Once all items were counted, the company lost $134 million, or 7 cents a share, for the three months ended Dec. 31, reversing a profit of $499 million, or 26 cents a share, for the same period in 2005.

The loss was caused primarily by two charges. One was a $220 million charge for early debt retirement, and the other was a $353 million expense for increasing a litigation reserve for a tentative settlement with the Justice Department over past drug pricing and marketing practices.

Bristol-Myers predicted 2007's earnings would be in a range of $1.20 to $1.30 excluding items. Analysts polled by Thomson First Call have projected $1.22 a share for what interim CEO James Cornelius called "a transitional year."

Cornelius replaced Peter Dolan, who was ousted in September. Cornelius told analysts and investors that the board was moving with "all deliberate speed" to hire a permanent CEO, but he offered no timetable.

Fourth-quarter sales fell to $4.2 billion from $5 billion for the year-ago period. Sales of Pravachol plunged 75% to $146 million thanks to the U.S. patent expiration in April. U.S. sales of the drug sank 86% to $50 million.

Sales of Plavix dropped 53% to $496 million during the fourth quarter. Plavix was attacked by cheap copies during three weeks in August after the company failed to make a deal with a Canadian generic-drugmaker to stall a patent challenge.

Canada's Apotex sold generic Plavix until a judge issued an injunction. The injunction will remain in effect until a U.S. court decides a patent infringement suit filed against Apotex by Bristol-Myers and Sanofi-Aventis ( SNY), which licenses the U.S. marketing rights to the New York-based drugmaker.

Oral arguments began Monday. A ruling probably won't be made until mid-2007 at the earliest. The Justice Department is continuing a criminal investigation of the Apotex matter.

Bristol-Myers executives say they can't assess the ultimate damage from generic Plavix because they aren't sure how much inventory is still held by wholesalers.
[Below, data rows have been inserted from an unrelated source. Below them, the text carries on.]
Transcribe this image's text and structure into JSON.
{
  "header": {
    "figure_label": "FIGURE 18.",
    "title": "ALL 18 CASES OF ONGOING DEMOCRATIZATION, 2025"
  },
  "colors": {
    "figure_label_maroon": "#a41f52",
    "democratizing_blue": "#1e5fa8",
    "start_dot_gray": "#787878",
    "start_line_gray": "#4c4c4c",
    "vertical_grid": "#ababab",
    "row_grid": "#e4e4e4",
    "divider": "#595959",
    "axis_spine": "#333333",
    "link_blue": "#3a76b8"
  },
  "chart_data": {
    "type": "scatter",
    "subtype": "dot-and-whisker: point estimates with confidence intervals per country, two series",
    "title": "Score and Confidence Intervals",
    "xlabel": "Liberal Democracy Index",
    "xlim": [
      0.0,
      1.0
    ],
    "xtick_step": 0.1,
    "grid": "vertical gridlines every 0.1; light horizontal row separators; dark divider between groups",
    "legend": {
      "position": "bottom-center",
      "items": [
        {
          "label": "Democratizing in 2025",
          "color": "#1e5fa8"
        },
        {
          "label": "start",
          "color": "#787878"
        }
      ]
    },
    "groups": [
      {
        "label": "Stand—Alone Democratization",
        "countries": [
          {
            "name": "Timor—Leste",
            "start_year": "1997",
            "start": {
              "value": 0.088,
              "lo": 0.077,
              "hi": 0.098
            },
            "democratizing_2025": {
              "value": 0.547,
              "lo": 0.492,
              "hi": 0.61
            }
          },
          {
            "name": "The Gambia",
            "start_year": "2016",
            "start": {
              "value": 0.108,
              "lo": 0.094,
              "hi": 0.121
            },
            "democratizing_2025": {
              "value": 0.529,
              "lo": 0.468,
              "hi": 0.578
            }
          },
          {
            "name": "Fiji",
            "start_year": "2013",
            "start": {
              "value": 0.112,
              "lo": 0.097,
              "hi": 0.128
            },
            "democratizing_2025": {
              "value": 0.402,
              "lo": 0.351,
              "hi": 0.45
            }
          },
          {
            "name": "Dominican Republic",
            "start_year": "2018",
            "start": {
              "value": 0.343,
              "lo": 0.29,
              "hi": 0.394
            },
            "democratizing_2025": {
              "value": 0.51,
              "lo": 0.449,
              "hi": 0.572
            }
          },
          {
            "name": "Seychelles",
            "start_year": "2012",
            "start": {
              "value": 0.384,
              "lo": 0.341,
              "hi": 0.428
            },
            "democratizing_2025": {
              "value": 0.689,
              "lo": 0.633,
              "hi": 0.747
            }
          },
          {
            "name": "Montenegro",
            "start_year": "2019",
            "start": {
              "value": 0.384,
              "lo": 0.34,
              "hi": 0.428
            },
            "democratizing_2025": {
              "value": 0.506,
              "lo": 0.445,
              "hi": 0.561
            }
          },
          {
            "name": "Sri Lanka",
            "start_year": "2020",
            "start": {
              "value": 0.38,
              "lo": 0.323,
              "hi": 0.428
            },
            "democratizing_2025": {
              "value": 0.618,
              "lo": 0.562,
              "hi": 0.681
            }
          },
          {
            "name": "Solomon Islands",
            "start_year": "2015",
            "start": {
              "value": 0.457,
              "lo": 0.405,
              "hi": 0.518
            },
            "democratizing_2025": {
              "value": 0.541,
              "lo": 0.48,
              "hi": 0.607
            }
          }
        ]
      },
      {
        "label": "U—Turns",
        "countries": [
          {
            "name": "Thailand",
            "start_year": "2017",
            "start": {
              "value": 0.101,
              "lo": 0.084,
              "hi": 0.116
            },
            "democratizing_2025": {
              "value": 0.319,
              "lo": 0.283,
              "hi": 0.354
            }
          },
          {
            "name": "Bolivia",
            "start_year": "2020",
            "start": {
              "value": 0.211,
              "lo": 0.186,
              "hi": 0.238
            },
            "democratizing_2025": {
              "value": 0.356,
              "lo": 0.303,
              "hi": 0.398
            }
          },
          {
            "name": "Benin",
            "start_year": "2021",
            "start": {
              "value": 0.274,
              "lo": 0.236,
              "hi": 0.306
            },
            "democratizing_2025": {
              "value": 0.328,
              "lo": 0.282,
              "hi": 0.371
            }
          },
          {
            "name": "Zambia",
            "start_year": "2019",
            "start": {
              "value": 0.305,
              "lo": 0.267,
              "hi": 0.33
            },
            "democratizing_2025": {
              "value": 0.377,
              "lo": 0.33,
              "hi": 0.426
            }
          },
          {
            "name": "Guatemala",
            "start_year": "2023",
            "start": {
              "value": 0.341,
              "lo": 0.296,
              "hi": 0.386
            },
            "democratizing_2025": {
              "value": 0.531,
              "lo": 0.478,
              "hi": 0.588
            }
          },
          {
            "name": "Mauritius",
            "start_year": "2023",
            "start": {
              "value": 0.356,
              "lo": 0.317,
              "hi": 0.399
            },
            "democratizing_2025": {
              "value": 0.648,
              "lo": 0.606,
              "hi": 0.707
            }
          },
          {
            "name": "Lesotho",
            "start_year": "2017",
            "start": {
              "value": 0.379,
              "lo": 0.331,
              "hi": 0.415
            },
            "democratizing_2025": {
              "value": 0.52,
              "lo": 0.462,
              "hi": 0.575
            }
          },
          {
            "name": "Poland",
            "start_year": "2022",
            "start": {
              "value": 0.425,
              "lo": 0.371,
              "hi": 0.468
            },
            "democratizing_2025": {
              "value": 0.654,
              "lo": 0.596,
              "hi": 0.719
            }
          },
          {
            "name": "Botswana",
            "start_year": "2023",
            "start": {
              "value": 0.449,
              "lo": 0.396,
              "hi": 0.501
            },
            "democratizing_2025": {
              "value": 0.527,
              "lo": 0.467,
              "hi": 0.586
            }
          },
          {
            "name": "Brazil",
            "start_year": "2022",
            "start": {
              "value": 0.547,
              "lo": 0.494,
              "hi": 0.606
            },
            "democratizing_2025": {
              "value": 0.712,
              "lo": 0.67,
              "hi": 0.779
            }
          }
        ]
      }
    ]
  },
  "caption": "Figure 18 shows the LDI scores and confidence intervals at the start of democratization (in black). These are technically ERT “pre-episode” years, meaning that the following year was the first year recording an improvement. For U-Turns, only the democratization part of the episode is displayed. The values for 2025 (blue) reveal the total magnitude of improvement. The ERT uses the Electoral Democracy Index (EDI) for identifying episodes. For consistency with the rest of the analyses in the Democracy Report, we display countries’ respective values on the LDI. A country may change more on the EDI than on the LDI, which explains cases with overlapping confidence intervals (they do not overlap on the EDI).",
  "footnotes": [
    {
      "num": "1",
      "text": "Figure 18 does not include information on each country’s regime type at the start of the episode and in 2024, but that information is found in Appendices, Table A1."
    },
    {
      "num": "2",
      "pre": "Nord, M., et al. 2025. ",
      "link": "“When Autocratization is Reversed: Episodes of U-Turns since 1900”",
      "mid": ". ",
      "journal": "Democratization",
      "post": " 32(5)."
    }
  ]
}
Generic Plavix will have a "residual impact" on the brand-name drug's sales and overall financial results this year, the company said.

Still, Plavix's sales and profits will grow this year "assuming the absence of renewed or additional generic competition," it said.

Generic versions for several other drugs will eat into revenue this year, costing the company $900 million to $1 billion. However, that's less than the $1.4 billion last year and the $1.3 billion in 2005.

Andrew Bonfield, the chief financial officer, said the full-year dividend is expected to be $1.12, the same as in 2006 assuming that Bristol-Myers wins the Plavix patent fight. Dividend payments are a quarterly decision by the board, and a legal loss would force directors to reconsider the payout, he said.

Bonfield added that the company is enacting and exploring plans to cut costs, saying he expects $500 million in savings this year. The company is examining all aspects of its operations, and Bonfield will provide details in the coming months.

Despite the gloomy news about generics, there were encouraging signs from some products. Fourth-quarter sales of Abilify jumped 62% from last year to $362 million, making the schizophrenia drug the company's second-biggest product. The HIV drug Reyataz advanced 36% to $255 million, while sales of the HIV medication Sustiva gained 31%.

Revenue from the cancer drug Erbitux, licensed from ImClone Systems ( IMCL), rose 38% to $167 million. Combined sales of the blood pressure drugs Avapro and Avalide, licensed from Sanofi-Aventis, rose 11% to $307 million.